The capabilities listed therein are bitmasks for the various capabilities. The mask 1FFFFFFFFF holds 37 positions, which match the 37 capabilities known (again, see uapi/linux/capabilities.h in the kernel sources to see the values of each of the capabilities). Again, the pscap can be used to get information about the enabled capabilities of running processes in a more human readable format. But another tool provided by the sys-libs/libcap is interested as well to look at: capsh.

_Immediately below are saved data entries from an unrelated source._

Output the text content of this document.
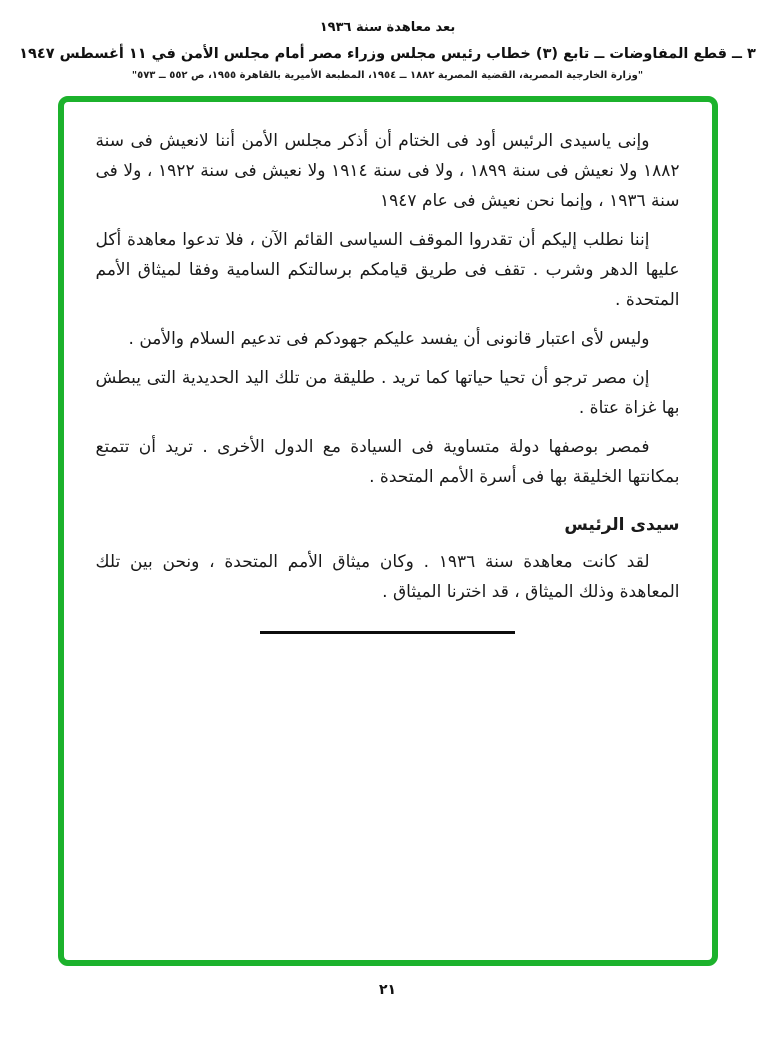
بعد معاهدة سنة ١٩٣٦
٣ ــ قطع المفاوضات ــ تابع (٣) خطاب رئيس مجلس وزراء مصر أمام مجلس الأمن في ١١ أغسطس ١٩٤٧
"وزارة الخارجية المصرية، القضية المصرية ١٨٨٢ ــ ١٩٥٤، المطبعة الأميرية بالقاهرة ١٩٥٥، ص ٥٥٢ ــ ٥٧٣"

وإنى ياسيدى الرئيس أود فى الختام أن أذكر مجلس الأمن أننا لانعيش فى سنة ١٨٨٢ ولا نعيش فى سنة ١٨٩٩ ، ولا فى سنة ١٩١٤ ولا نعيش فى سنة ١٩٢٢ ، ولا فى سنة ١٩٣٦ ، وإنما نحن نعيش فى عام ١٩٤٧

إننا نطلب إليكم أن تقدروا الموقف السياسى القائم الآن ، فلا تدعوا معاهدة أكل عليها الدهر وشرب . تقف فى طريق قيامكم برسالتكم السامية وفقا لميثاق الأمم المتحدة .

وليس لأى اعتبار قانونى أن يفسد عليكم جهودكم فى تدعيم السلام والأمن .

إن مصر ترجو أن تحيا حياتها كما تريد . طليقة من تلك اليد الحديدية التى يبطش بها غزاة عتاة .

فمصر بوصفها دولة متساوية فى السيادة مع الدول الأخرى . تريد أن تتمتع بمكانتها الخليقة بها فى أسرة الأمم المتحدة .

سيدى الرئيس

لقد كانت معاهدة سنة ١٩٣٦ . وكان ميثاق الأمم المتحدة ، ونحن بين تلك المعاهدة وذلك الميثاق ، قد اخترنا الميثاق .

٢١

The tool offers many capability-related features, including decoding the status fields:

$ capsh --decode=0000001fffffffff
0x0000001fffffffff=cap_chown,cap_dac_override,cap_dac_read_search,
cap_fowner,cap_fsetid,cap_kill,cap_setgid,cap_setuid,cap_setpcap,
cap_linux_immutable,cap_net_bind_service,cap_net_broadcast,
cap_net_admin,cap_net_raw,cap_ipc_lock,cap_ipc_owner,cap_sys_module,
cap_sys_rawio,cap_sys_chroot,cap_sys_ptrace,cap_sys_pacct,
cap_sys_admin,cap_sys_boot,cap_sys_nice,cap_sys_resource,cap_sys_time,
cap_sys_tty_config,cap_mknod,cap_lease,cap_audit_write,
cap_audit_control,cap_setfcap,cap_mac_override,cap_mac_admin,
cap_syslog,35,36

Next to fancy decoding, capsh can also launch a shell with reduced capabilities. This makes it a good utility for jailing chroots even more.